Oggi il sindaco di Milano Beppe Sala, intervistato per Repubblica dopo l’autosospensione dell’autosospensione che l’ha rimesso al suo posto, punta il dito contro la magistratura. Alla domanda “lei ha fiducia nella magistratura?” il sindaco risponde:
«Io ho fiducia. Ma credo sia giusto dire che non è normale apprendere di essere indagato dai giornali, soprattutto mentre stai facendo un lavoro di responsabilità in nome della collettività. So bene che non è la prima volta, ma non voglio arrendermi al fatto che diventi normale».

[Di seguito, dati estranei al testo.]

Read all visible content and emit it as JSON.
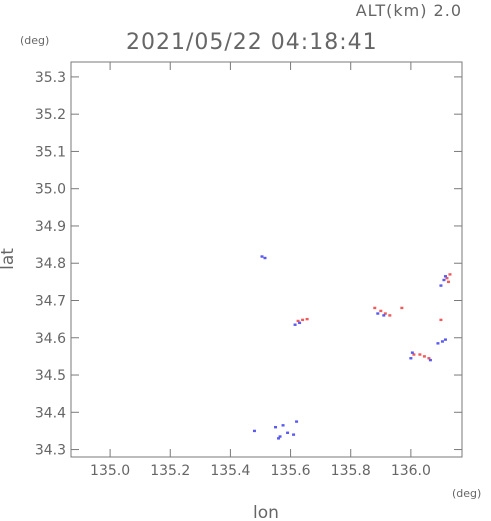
{
  "chart_data": {
    "type": "scatter",
    "title": "2021/05/22 04:18:41",
    "subtitle": "ALT(km) 2.0",
    "xlabel": "lon",
    "ylabel": "lat",
    "x_unit": "(deg)",
    "y_unit": "(deg)",
    "xlim": [
      134.87,
      136.17
    ],
    "ylim": [
      34.28,
      35.34
    ],
    "x_ticks": [
      135.0,
      135.2,
      135.4,
      135.6,
      135.8,
      136.0
    ],
    "x_tick_labels": [
      "135.0",
      "135.2",
      "135.4",
      "135.6",
      "135.8",
      "136.0"
    ],
    "y_ticks": [
      34.3,
      34.4,
      34.5,
      34.6,
      34.7,
      34.8,
      34.9,
      35.0,
      35.1,
      35.2,
      35.3
    ],
    "y_tick_labels": [
      "34.3",
      "34.4",
      "34.5",
      "34.6",
      "34.7",
      "34.8",
      "34.9",
      "35.0",
      "35.1",
      "35.2",
      "35.3"
    ],
    "grid": false,
    "series": [
      {
        "color": "#f05a5a",
        "points": [
          [
            135.625,
            34.645
          ],
          [
            135.64,
            34.648
          ],
          [
            135.655,
            34.65
          ],
          [
            135.88,
            34.68
          ],
          [
            135.9,
            34.672
          ],
          [
            135.915,
            34.665
          ],
          [
            135.93,
            34.66
          ],
          [
            135.97,
            34.68
          ],
          [
            136.03,
            34.555
          ],
          [
            136.045,
            34.55
          ],
          [
            136.06,
            34.545
          ],
          [
            136.1,
            34.648
          ],
          [
            136.12,
            34.76
          ],
          [
            136.125,
            34.75
          ],
          [
            136.13,
            34.77
          ],
          [
            136.01,
            34.555
          ]
        ]
      },
      {
        "color": "#5a5af0",
        "points": [
          [
            135.505,
            34.818
          ],
          [
            135.515,
            34.814
          ],
          [
            135.615,
            34.635
          ],
          [
            135.63,
            34.64
          ],
          [
            135.89,
            34.665
          ],
          [
            135.91,
            34.66
          ],
          [
            136.0,
            34.545
          ],
          [
            136.005,
            34.56
          ],
          [
            136.065,
            34.54
          ],
          [
            136.105,
            34.59
          ],
          [
            136.115,
            34.595
          ],
          [
            136.09,
            34.585
          ],
          [
            136.1,
            34.74
          ],
          [
            136.115,
            34.765
          ],
          [
            136.11,
            34.755
          ],
          [
            135.56,
            34.33
          ],
          [
            135.565,
            34.335
          ],
          [
            135.59,
            34.345
          ],
          [
            135.61,
            34.34
          ],
          [
            135.48,
            34.35
          ],
          [
            135.55,
            34.36
          ],
          [
            135.575,
            34.365
          ],
          [
            135.62,
            34.375
          ]
        ]
      }
    ]
  }
}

La risposta contiene un errore, una brutta strizzata d’occhio e soprattutto una bugia.
L’errore sta nel credere (ma è moda comune) che di fronte alla legge un sindaco debba godere di un trattamento diverso dagli altri cittadini. Quel “soprattutto mentre stai facendo un lavoro di responsabilità in nome della collettività” è un antipatico inno alla superiorità non previsto dalla Costituzione. Una presunta intoccabilità espressa in modo cortese.
La strizzata d’occhio sulla fuga di notizia dalle Procure (“so bene che non è la prima volta”) è un cavallo di battaglia del berlusconismo che forse sarebbe il caso, una volta per tutte, di contestualizzare e analizzare. Buttarlo lì, nel mezzo di una frase, è pubblicità subliminale.
Ma soprattutto conta la bugia: Beppe Sala non ha saputo dell’indagine a suo carico dai giornali semplicemente perché il suo avvocato d’ufficio, Luana Battista, non ha aperto la mail in cui la Procura le comunicava la proroga delle indagini come è consuetudine per tutti gli indagati (eh, sì, anche i sindaci). È proprio la Battista a confermarlo: “Non c’erano nomi noti nella prima pagina, sembrava una nomina come le altre”, ha dichiarato ai giornalisti. I giornali, quindi, hanno scritto di una notizia già pubblica e già comunicata anche all’indagato Sala. Che poi il sindaco di Milano (e i suoi legali) non aprano le mail e su questo ci costruiscano lezioni etiche, tra l’altro mentendo, è un atteggiamento che ognuno di noi avrà modo di giudicare.